In light of this impairment, we hold that section 16 of the Hospital Board’s charter as enacted in section 3 of the special law is unconstitutional as applied to the Foundation’s contracts. See Cohn v. Grand Condo. Ass’n, Inc., 62 So.3d 1120, 1122 (Fla. 2011) (affirming the district court’s decision that a state' statute was unconstitutional “because’ [it] impairs the obligation of contract as applied to [the plaintiff]”); see also Dewberry, 363 So.2d at 1080 (“It is axiomatic that subsequent legislation which diminishes the value of a contract is repugnant to our Constitution.”).

*1109III. CONCLUSION

For the foregoing reasons, we affirm the First District’s decision.

It is so ordered.

LABARGA, C.J., and PARIENTE, LEWIS, QUINCE, and PERRY, JJ., concur. CANADY, J., dissents with an opinion.

. We have jurisdiction. See art. V, § 3(b)(1), Fla. Const.

. We review whether the contract clause applies to the Foundation’s contracts de novo. See Dep’t of Educ. v. Lewis, 416 So.2d 455, 458 (Fla. 1982).

. Under the agreement for hospital care, the Foundation must submit its annual operating and capital budgets to the Hospital Board so that the Hospital Board may determine, "in its discretion,” the amount of tax funds necessary for the Foundation to meet its obligation to provide hospital services for Citrus County residents and appropriate that amount to the Foundation. From 2006-2010, on average, tax funds received from the Hospital Board comprised less than 5% per year of the Foundation’s total revenues and did not exceed 6.3% in any year.

. We apply a de novo standard of review. See Scott v.
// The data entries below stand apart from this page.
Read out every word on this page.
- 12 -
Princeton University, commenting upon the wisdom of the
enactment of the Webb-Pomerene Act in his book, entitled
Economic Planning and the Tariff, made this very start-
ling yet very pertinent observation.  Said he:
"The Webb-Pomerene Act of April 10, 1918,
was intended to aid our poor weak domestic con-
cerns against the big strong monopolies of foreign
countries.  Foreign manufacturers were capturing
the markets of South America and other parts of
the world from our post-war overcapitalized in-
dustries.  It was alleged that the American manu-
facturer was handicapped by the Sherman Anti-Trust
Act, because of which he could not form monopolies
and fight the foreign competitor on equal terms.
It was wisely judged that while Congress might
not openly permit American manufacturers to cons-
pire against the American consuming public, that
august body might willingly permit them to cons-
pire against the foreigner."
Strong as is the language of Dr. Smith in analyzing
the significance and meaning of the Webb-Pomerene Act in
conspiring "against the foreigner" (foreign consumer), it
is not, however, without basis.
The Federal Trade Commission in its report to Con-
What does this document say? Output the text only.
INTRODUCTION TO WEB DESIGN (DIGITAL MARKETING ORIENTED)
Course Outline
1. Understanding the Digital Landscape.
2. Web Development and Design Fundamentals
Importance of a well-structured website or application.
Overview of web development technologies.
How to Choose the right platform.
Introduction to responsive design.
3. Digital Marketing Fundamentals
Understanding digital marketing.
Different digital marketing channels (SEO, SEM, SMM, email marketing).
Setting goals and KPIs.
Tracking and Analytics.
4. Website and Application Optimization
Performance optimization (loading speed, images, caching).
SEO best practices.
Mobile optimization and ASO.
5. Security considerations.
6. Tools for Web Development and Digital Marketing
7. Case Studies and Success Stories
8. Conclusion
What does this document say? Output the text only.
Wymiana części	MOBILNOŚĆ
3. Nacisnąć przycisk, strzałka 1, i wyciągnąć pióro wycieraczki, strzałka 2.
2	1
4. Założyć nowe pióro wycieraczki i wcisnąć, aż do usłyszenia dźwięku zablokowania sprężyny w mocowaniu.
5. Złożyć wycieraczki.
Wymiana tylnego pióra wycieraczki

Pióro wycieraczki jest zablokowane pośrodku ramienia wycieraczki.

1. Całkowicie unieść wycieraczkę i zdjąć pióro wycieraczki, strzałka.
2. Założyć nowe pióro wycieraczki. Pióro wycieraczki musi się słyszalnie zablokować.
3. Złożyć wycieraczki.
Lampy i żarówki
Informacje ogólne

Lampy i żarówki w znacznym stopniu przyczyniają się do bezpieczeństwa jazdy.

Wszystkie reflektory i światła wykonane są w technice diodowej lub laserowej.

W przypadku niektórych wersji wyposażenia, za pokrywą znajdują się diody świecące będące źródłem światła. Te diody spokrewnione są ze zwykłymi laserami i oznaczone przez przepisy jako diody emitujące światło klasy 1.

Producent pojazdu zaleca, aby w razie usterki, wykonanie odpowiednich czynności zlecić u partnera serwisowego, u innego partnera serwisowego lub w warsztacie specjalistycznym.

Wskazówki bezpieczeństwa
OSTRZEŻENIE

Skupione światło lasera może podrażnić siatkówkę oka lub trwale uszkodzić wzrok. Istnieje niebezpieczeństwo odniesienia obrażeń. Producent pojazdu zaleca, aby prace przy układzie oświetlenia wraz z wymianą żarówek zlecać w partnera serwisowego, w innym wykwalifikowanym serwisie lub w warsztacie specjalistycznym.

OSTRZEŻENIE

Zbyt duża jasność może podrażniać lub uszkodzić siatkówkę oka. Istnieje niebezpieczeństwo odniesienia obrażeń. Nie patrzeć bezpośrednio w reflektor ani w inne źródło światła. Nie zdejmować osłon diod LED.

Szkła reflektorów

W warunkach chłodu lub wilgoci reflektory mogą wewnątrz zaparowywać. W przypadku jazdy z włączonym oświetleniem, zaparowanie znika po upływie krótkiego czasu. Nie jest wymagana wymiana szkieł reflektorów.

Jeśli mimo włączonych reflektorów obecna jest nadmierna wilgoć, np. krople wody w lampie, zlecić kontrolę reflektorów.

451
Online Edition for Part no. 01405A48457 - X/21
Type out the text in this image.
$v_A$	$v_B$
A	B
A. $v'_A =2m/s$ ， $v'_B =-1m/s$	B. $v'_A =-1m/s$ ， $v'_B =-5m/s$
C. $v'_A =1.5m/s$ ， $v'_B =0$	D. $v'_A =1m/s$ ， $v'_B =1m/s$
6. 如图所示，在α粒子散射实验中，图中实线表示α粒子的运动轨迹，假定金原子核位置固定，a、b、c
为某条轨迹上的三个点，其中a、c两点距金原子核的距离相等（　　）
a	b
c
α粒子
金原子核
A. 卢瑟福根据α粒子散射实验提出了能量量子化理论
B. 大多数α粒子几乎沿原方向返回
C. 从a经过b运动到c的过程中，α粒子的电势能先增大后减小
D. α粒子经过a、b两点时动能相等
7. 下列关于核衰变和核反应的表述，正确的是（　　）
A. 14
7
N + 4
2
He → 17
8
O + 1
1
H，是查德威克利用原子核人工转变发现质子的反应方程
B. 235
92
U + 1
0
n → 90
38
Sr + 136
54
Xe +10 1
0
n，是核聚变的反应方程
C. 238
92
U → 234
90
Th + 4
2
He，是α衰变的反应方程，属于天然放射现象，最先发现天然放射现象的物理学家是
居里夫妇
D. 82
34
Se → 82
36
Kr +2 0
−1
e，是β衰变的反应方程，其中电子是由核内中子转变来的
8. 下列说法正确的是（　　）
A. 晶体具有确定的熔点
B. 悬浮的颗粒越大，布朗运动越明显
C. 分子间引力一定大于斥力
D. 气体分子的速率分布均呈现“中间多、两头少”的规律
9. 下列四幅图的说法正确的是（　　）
Williams, 107 So.3d 379, 384 (Fla. 2013). '

. For example, the special law requires the Hospital Board to approve the Foundation’s articles of incorporation and bylaws (including those currently in effect); requires the Foundation to amend its articles of incorporation so that the Hospital Board's trustees constitute a majority of the Foundation's voting directors; and requires the Hospital Board to approve all Foundation directors, including current directors. See ch.2011-256, §§ 3(16)(2), (5), (6), at 59, Laws of Fla.

. The special law requires the Hospital Board to approve the Foundation's annual and operating capital budget as well as certain borrowing, indebtedness, policies, budgets, capital projects, and expenditures of the Foundation; allows the Hospital Board to order, at the Foundation's expense, an independent audit of the Foundation's fiscal management of the hospital; and requires that any dispute between the Foundation and the Hospital Board be subject to the statutory procedures applicable to governmental disputes. Id. §§ 3(16)(8)-(11), (15), at 59-60.